With a global selloff over concerns of the US Federal Reserve's bond-buying tapering impacting the currencies of several emerging markets, the rupee has been the worst performer since Thursday.
India, South Africa, Turkey, Indonesia and Brazil are considered the fragile five' nations after their currencies suffered the most at the end of May 2013, after a selloff provoked by a hint from the Fed that it could start winding down its economic stimulus programme. The rupee performance since Thursday was behind all the others although only India among the fragile five' saw a narrowing of its balance of payments deficit.
On Monday, the rupee fell for a third continuous session. It has weakened by almost two per cent to the dollar since Thursday.
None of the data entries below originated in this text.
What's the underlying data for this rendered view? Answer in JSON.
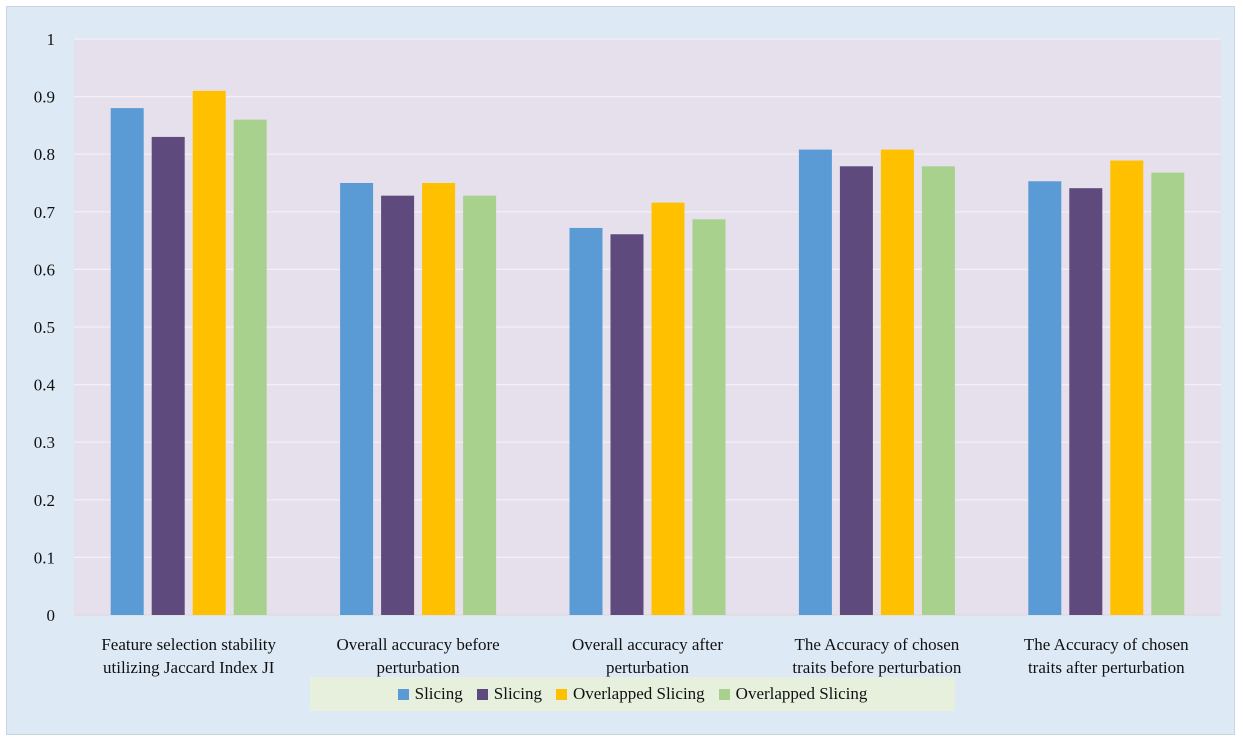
{
  "chart_data": {
    "type": "bar",
    "title": "",
    "xlabel": "",
    "ylabel": "",
    "ylim": [
      0,
      1
    ],
    "yticks": [
      "0",
      "0.1",
      "0.2",
      "0.3",
      "0.4",
      "0.5",
      "0.6",
      "0.7",
      "0.8",
      "0.9",
      "1"
    ],
    "grid": true,
    "legend_position": "bottom",
    "categories": [
      [
        "Feature selection stability",
        "utilizing Jaccard Index JI"
      ],
      [
        "Overall accuracy before",
        "perturbation"
      ],
      [
        "Overall accuracy after",
        "perturbation"
      ],
      [
        "The Accuracy of chosen",
        "traits before perturbation"
      ],
      [
        "The Accuracy of chosen",
        "traits after perturbation"
      ]
    ],
    "series": [
      {
        "name": "Slicing",
        "color": "#5b9bd5",
        "values": [
          0.88,
          0.75,
          0.672,
          0.808,
          0.753
        ]
      },
      {
        "name": "Slicing",
        "color": "#5e4a7c",
        "values": [
          0.83,
          0.728,
          0.661,
          0.779,
          0.741
        ]
      },
      {
        "name": "Overlapped Slicing",
        "color": "#ffc000",
        "values": [
          0.91,
          0.75,
          0.716,
          0.808,
          0.789
        ]
      },
      {
        "name": "Overlapped Slicing",
        "color": "#a9d18e",
        "values": [
          0.86,
          0.728,
          0.687,
          0.779,
          0.768
        ]
      }
    ],
    "plot_background": "#e6e0ec",
    "frame_background": "#dde9f5",
    "legend_background": "#e6f0dd"
  }
}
The BSE exchange's benchmark index, the Sensex, plunged on Monday by as much as 426 points, its biggest fall in five months, on both fear of the Fed's tapering effect and a day ahead of the Reserve Bank of India monetary policy review. The central bank is widely expected to hold rates following a softening of inflation in December but the market is in an apprehensive wait for the tone of the policy statement. A hawkish stance will support the rupee, as it will keep inflation expectations in check.
However, the market sees the rupee's current performance as temporary, since the macro fundamentals have improved significantly as compared to May 2013. The country has higher foreign exchange reserves and an improved current account deficit (CAD).
"The rupee has fared better than other emerging market (EM) currencies since September, since the time Raghuram Rajan took over as RBI governor. The war chest for RBI has grown, CAD has improved, exports have gone up. Due to these factors, the vulnerability of the rupee has been lower," said G Ananth Narayan, regional co-head (global markets and wholesale banking, South Asia), Standard Chartered Bank.
Forex reserves have gone up by about $20 billion since September, while import curbs, particularly on gold, helped to narrow the current account gap. The CAD for the financial year's second quarter (July-September) dipped to 1.2 per cent of gross domestic product from 4.9 per cent in the previous one.
"In the current context, the domestic cues from elevated interest rates and downtrend in the CAD are in favour of the rupee, to dilute the force of headwinds from the external sector," said Moses Harding, group chief executive officer (liability and treasury management) & chief economist, Srei Infrastructure Finance.
Though RBI governor Raghuram Rajan had said during the previous policy review that the country was in a better position to face the US Fed's tapering, the latter will have some effect on emerging market currencies in case of a selloff in riskier assets.
In addition, the general elections in April-May will also make investors jittery; they see the possibility of a hung Lok Sabha and, therefore, derailing of significant policy reform.
"Emerging markets are looking a bit wobbly. The Fed taper process will probably continue and, most important, India will be through a period of uncertainty over the new few months due to the elections. The markets have never predicted elections well. It is a time to be cautious with the rupee," said Ananth Narayan.